CUANDO SE TIENEN 17 AÑOS EN SACRAMENTO.

Decía el poeta que uno ama realmente algo cuando se aleje de él, cuando tiene la distancia adecuada para apreciarlo y encontrar aquello que la cotidianidad le impedía ver. Quizás, el momento que define Lady Bird, la primera película dirigida en solitario por Greta Gerwig (Sacramento, EE.UU., 1983) sea cuando la joven lejos de su ciudad, contesta que es de San Francisco cuando un chico le pregunta, ese instante de vergüenza de pertenecer a un lugar, de tener una identidad que rechazamos, que no sentimos como propia, es lo que nos llevará a mirar ese mundo al que pertenecimos con otros ojos, de otra manera, como si la distancia nos devolviera a amar aquellas pequeñas cosas y detalles que habíamos olvidado por nuestras ansias de escapar de allí. La cineasta californiana que ha construido una más que interesante carrera como actriz de la mano de autores tan importantes como Noah Baumbach, con el que ha hecho tres filmes, o With Stillman, Woody Allen, Barry Levinson, Todd Solondz o Mia Hansen-Love, entre otros. Gerwig vuelve a ponerse detrás de las cámaras después de la experiencia de Nights and Weekends (2008) codirigida y interpretada junto a Joe Swanberg, que relataba como la distancia hacía estragos en una relación de pareja.
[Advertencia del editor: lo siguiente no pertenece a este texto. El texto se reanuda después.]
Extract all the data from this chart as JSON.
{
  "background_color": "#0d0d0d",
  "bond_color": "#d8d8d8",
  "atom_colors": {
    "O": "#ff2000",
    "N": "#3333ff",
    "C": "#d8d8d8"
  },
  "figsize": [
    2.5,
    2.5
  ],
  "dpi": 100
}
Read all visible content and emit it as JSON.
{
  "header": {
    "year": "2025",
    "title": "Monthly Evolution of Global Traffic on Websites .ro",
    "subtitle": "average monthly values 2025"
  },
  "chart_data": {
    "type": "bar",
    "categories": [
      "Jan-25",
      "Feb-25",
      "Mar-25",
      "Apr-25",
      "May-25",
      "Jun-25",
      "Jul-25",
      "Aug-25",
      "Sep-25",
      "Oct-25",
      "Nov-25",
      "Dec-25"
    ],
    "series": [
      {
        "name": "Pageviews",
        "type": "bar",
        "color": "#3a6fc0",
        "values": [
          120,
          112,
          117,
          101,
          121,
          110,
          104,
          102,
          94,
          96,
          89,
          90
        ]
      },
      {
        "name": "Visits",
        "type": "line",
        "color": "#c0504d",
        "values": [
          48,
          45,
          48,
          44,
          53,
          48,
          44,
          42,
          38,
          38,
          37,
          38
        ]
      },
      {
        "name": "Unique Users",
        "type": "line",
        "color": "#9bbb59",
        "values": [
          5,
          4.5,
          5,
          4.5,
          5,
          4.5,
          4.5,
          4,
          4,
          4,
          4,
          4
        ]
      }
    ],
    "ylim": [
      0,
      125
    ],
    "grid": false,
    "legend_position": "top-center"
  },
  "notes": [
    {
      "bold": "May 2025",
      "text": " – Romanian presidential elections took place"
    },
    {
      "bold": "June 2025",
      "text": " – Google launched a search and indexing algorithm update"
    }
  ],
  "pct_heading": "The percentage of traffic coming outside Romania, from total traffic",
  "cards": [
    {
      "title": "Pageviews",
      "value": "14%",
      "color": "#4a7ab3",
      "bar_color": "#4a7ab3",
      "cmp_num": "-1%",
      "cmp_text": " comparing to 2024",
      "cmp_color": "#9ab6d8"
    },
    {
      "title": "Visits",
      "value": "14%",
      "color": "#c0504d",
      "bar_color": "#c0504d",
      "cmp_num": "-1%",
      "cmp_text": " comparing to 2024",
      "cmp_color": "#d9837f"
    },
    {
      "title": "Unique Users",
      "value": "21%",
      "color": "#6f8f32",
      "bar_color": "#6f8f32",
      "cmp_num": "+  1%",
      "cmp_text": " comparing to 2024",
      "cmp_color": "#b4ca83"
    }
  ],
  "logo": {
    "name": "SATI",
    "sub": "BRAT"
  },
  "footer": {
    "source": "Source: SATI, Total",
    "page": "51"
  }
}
En Lady Bird realiza su primer trabajo en solitario con un relato de auto-ficción, donde mira a su adolescencia, en su querida Sacramento, allá por el año 2002, aunque la directora se desmarca con una historia completamente inventada, pero con un gran arraigo personal, de hogar, infancia, etc… En la que nos presenta a una adolescente que se hace llamar “Lady Bird”. Christine McPherson que es así como es su verdadero nombre, acude a un colegio privado religioso, donde estudia su último año antes de ir a la universidad. Lady Bird con su pelo panocha y uniforme escolar, es una chica inquieta, creativa, y sumamente independiente, se pasa los días entre clases, con su mejor amiga, algún que otro novio donde experimentará su primera vez, y se gana unos dólares para pagarse su universidad, aunque ella sueña con salir de Sacramento, que aunque sea la capital del estado de California, todavía mantiene ese aire de sencillez, humildad y agrario.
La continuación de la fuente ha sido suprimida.